Conelly mußte erkannt haben, daß Ulthar ihn zu hintergehen versuchte, und allem Anschein nach hatte er die echsenhaften Bestien geschickt, damit sie Vivian töteten, bevor Ulthar eine weitere Gelegenheit erhielt, Melissa zu befreien. Jetzt, mit einemmal wurde ihr auch bewußt, wieso ihr die Kreaturen schon auf der Party so bekannt vorgekommen waren: Es handelte sich um die gleichen Bestien wie in ihrem Alptraum, aber wenn es in Wahrheit kein Traum war, sondern die Erinnerungen Melissas, dann bedeutete das, daß schon damals Conelly für deren Tod verantwortlich gewesen war, und daß er alles in seiner Macht Stehende tun würde, um sie zu töten und die Wahrheit vor Ulthar zu verbergen.

Vivian begriff, daß sie fliehen mußte, ohne eine Sekunde zu zögern, und sie erkannte die Chance, die sich ihr unverhofft noch einmal bot. Mühsam kroch sie ein paar Meter weit durch den Sand, richtete sich schwankend auf und taumelte blindlings weiter. Ohne eigene Schuld war sie in die Auseinandersetzung zwischen zwei ungeheuren Mächten geraten, in der sie wie ein Staubkorn zerrieben werden würde, wenn es ihr nicht gelang, zu entkommen.

Eine der Kreaturen tauchte auf einmal direkt vor ihr auf. Vivian sah die Hand der Bestie herabsausen und wandte im letzten Augenblick den Kopf zur Seite. Die dolchartigen Krallen zischten Millimeter vor ihrem Gesicht durch die Luft, schlitzten ihre Bluse auf und hinterließen blutige Striemen auf ihrer Haut. Die Wucht des Schlages schleuderte Vivian zu Boden, doch noch bevor sich die Bestie auf sie stürzen konnte, wurde das Ungeheuer von einem der Spiegelwesen gepackt und zurückgerissen.

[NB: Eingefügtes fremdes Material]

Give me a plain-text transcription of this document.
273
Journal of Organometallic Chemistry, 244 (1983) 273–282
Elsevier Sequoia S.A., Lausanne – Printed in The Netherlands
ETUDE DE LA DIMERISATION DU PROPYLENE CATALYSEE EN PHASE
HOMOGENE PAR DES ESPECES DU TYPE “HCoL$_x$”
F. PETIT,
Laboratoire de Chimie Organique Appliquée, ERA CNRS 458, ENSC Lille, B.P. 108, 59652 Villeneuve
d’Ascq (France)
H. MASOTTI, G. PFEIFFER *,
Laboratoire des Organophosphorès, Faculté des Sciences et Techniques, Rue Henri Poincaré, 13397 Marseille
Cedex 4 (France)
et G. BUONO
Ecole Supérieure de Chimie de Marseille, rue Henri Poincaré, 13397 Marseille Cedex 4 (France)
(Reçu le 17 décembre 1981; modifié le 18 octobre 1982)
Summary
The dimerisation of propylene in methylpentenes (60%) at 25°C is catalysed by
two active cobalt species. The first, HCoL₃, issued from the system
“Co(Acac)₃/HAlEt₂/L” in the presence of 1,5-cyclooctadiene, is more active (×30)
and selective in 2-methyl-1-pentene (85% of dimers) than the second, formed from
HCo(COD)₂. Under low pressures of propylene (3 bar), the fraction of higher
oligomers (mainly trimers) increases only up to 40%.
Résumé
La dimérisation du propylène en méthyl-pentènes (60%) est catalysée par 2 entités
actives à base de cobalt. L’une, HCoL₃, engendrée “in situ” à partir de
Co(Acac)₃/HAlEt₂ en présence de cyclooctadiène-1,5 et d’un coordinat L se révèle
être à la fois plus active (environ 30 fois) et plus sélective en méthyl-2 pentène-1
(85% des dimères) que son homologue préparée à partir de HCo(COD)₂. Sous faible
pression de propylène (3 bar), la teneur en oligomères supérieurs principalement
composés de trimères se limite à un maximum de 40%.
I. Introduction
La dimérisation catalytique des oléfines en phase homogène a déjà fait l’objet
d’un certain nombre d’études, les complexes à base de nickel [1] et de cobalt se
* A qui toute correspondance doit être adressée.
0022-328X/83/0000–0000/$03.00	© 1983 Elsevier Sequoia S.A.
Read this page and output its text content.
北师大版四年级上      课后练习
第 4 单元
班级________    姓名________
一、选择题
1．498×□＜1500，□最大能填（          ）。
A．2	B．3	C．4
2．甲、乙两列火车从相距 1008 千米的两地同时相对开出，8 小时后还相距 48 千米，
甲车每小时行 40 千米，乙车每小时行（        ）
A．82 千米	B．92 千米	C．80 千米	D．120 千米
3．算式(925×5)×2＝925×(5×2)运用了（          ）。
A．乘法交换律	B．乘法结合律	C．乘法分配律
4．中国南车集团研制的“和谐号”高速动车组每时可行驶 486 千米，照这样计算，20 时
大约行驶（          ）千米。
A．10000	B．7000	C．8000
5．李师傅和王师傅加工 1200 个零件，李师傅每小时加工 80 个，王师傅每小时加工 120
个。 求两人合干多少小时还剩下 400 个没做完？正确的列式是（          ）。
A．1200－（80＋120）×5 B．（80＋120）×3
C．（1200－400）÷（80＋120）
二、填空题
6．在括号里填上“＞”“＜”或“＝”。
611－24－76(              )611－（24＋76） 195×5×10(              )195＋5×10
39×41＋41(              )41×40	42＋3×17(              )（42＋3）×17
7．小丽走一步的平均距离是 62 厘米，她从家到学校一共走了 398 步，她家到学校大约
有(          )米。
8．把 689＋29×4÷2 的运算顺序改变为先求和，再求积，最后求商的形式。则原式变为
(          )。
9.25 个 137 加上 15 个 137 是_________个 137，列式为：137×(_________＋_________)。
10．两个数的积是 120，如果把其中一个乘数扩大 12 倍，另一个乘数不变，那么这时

Vivian richtete sich mühsam auf. Sie taumelte weiter, strauchelte und rappelte sich wieder hoch. Ein Blick über die Schulter zeigte ihr, daß Ulthars Geschöpfe trotz ihrer zahlenmäßigen Unterlegenheit den Kampf immer mehr für sich entschieden, obwohl die Echsenkreaturen mit unglaublicher Wut und dem Mut der Verzweiflung kämpften, immer wieder ihre schrecklichen Fänge und die messerscharfen Krallen einzusetzen versuchten. Aber Vivian hatte selbst erlebt, daß die Spiegelwesen so gut wie unbesiegbar waren, sich jede ihnen geschlagene Wunde sofort wieder schloß. Lange würde der Kampf nicht mehr dauern.

Sie lief weiter, so schnell sie konnte. Ihre Beine drohten immer wieder unter ihr wegzuknicken, aber Angst und Verzweiflung gaben ihr neue Kraft und ließen sie weitertaumeln.

Etwa fünfzig Meter vor ihr lag ein dunkler, langgestreckter Umriß auf dem Strand.

Ein Boot!

Der Anblick mobilisierte noch einmal ihre Kräfte. Sie rannte los, warf sich verzweifelt gegen den Rumpf und schob das Boot ins Wasser. Hinter ihr zerschnitt ein wütender Aufschrei die Luft, aber das registrierte sie kaum noch. Sie watete zwei, drei Meter weit ins Meer hinaus, bis das Boot genug Wasser unter dem Kiel hatte, zog sich mit letzter Kraft über den Bootsrand und schlug schmerzhaft auf den harten Planken auf. Ihre Finger tasteten müde nach dem Anlasser des Außenborders. Kaum war der Motor angesprungen, drehte sie das Boot, richtete den Bug auf den verschwommen sichtbaren Strand des Festlandes und ließ sich einfach vornüber fallen, hinein in die weichen, warmen Arme der Bewußtlosigkeit.